For purposes of this subsection, the term “victim” means a consumer whose means of identification or financial information has been used or transferred (or has been alleged to have been used or transferred) without the authority of that consumer, with the intent to commit, or to aid or abet, an identity theft or a similar crime.
Not later than 18 months after December 4, 2003, the Comptroller General of the United States shall submit a report to Congress assessing the effectiveness of this provision.
The information required by this subsection shall be provided in the same timeframe and manner as the information described in subsection (a).
This subsection shall not be construed to require a consumer reporting agency that distributes credit scores developed by another person or entity to provide a further explanation of them, or to process a dispute arising pursuant to section 1681i of this title, except that the consumer reporting agency shall provide the consumer with the name and address and website for contacting the person or entity who developed the score or developed the methodology of the score.
In addition to the information provided to it by a third party that provided the credit score or scores, a lender is only required to provide the notice contained in subparagraph (D).
A person that is subject to the provisions of this subsection and that uses a credit score, other than a credit score provided by a consumer reporting agency, may satisfy the obligation to provide a credit score by disclosing a credit score and associated key factors supplied by a consumer reporting agency.
“notice to the home loan applicant
“In connection with your application for a home loan, the lender must disclose to you the score that a consumer reporting agency distributed to users and the lender used in connection with your home loan, and the key factors affecting your credit scores.

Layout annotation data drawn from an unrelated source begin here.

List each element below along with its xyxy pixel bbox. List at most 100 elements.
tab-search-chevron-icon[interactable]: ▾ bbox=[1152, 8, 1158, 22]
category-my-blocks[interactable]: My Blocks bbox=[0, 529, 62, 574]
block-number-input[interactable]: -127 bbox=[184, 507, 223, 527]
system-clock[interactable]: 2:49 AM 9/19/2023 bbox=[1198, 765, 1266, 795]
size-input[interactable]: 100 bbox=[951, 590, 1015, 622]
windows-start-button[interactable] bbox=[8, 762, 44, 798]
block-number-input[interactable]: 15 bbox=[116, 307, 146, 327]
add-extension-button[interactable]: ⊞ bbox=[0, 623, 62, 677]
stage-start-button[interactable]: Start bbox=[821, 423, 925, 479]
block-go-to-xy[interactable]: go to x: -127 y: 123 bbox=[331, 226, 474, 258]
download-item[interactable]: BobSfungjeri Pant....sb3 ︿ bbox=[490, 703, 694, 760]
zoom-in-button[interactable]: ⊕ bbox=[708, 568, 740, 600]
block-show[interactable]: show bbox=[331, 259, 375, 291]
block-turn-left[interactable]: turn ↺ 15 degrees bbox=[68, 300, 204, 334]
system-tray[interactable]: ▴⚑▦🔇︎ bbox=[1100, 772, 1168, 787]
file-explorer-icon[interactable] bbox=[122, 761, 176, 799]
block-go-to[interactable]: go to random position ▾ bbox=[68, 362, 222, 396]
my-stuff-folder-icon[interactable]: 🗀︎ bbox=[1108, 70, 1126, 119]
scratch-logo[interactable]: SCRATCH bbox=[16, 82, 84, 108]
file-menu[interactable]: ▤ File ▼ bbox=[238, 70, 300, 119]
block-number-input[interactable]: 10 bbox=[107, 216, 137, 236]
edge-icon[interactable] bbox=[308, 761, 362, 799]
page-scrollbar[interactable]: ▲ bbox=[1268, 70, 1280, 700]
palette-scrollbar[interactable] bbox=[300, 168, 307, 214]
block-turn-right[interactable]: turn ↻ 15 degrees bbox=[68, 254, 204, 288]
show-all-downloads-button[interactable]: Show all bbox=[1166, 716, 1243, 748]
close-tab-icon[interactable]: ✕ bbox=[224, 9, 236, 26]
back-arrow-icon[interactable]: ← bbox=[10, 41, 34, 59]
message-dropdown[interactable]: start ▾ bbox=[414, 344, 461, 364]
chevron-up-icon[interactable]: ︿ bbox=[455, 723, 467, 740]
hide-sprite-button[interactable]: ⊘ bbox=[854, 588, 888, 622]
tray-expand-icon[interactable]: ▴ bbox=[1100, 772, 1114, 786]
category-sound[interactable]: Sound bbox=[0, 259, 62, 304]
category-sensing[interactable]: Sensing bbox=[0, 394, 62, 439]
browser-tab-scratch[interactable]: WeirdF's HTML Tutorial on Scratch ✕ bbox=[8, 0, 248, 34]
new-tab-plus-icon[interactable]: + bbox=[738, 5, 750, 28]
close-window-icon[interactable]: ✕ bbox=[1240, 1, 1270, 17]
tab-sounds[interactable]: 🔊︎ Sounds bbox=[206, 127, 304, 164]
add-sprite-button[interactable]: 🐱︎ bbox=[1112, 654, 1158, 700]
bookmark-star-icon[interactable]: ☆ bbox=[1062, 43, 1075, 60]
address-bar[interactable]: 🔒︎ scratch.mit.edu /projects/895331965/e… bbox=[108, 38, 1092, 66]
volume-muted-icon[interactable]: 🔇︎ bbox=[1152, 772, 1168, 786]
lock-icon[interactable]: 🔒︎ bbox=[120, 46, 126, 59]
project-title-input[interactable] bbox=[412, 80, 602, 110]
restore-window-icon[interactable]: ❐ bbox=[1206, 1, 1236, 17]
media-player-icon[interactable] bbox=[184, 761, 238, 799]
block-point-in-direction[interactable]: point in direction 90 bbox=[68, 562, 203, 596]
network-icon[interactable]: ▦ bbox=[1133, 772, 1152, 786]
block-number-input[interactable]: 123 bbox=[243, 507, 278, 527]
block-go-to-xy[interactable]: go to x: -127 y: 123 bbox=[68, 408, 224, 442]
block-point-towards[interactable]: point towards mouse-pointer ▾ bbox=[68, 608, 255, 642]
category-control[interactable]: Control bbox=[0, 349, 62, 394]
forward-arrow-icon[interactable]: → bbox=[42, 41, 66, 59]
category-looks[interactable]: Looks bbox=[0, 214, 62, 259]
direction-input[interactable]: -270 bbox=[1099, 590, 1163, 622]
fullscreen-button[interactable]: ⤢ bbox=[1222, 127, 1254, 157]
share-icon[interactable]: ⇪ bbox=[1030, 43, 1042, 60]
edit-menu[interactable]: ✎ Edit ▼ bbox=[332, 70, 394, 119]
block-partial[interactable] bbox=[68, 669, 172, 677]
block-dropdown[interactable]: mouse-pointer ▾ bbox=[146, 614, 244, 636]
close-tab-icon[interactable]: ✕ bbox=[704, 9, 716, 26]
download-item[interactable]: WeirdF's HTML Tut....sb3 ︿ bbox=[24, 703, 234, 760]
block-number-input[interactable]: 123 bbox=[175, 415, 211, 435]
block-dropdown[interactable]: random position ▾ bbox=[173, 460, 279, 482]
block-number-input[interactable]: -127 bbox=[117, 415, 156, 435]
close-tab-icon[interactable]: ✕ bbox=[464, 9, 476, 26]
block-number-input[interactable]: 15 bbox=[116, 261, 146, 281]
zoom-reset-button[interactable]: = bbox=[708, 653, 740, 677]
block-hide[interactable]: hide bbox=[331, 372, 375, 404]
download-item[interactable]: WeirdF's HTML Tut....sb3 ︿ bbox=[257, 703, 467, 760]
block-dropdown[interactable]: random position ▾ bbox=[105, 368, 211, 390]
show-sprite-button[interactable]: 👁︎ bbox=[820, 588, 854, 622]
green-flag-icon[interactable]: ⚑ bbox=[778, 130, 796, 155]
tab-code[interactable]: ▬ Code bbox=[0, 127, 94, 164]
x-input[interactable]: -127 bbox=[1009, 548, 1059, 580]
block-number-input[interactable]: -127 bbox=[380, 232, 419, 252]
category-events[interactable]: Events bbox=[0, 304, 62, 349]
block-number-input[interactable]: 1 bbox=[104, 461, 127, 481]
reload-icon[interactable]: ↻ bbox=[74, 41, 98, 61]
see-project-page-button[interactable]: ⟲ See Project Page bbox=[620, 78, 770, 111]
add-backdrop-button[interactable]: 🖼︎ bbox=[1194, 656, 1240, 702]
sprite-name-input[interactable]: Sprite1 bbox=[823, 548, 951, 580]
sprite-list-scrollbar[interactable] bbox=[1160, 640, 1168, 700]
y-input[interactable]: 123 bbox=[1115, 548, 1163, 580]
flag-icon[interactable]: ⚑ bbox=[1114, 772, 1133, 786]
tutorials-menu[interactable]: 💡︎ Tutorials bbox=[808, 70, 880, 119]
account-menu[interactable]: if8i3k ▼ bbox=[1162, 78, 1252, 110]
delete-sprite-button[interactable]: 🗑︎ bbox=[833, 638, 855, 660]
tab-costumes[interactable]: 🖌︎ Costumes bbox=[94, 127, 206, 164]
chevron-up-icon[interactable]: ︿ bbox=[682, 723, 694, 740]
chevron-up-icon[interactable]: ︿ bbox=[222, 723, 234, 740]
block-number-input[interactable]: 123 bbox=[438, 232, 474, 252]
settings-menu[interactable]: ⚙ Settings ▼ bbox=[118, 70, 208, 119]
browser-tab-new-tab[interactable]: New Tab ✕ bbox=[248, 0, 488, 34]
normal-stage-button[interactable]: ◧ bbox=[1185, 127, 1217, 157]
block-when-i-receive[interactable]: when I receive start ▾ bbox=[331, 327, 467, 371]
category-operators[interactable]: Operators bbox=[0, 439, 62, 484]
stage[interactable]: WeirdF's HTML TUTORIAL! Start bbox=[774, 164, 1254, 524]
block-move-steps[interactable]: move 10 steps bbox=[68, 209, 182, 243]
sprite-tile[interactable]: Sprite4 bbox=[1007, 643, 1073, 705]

“The credit score is a computer generated summary calculated at the time of the request and based on information that a consumer reporting agency or lender has on file. The scores are based on data about your credit history and payment patterns. Credit scores are important because they are used to assist the lender in determining whether you will obtain a loan. They may also be used to determine what interest rate you may be offered on the mortgage. Credit scores can change over time, depending on your conduct, how your credit history and payment patterns change, and how credit scoring technologies change.
“Because the score is based on information in your credit history, it is very important that you review the credit-related information that is being furnished to make sure it is accurate. Credit records may vary from one company to another.
“If you have questions about your credit score or the credit information that is furnished to you, contact the consumer reporting agency at the address and telephone number provided with this notice, or contact the lender, if the lender developed or generated the credit score. The consumer reporting agency plays no part in the decision to take any action on the loan application and is unable to provide you with specific reasons for the decision on a loan application.
“If you have questions concerning the terms of the loan, contact the lender.”.
A lender shall not have liability under any contractual provision for disclosure of a credit score pursuant to this subsection.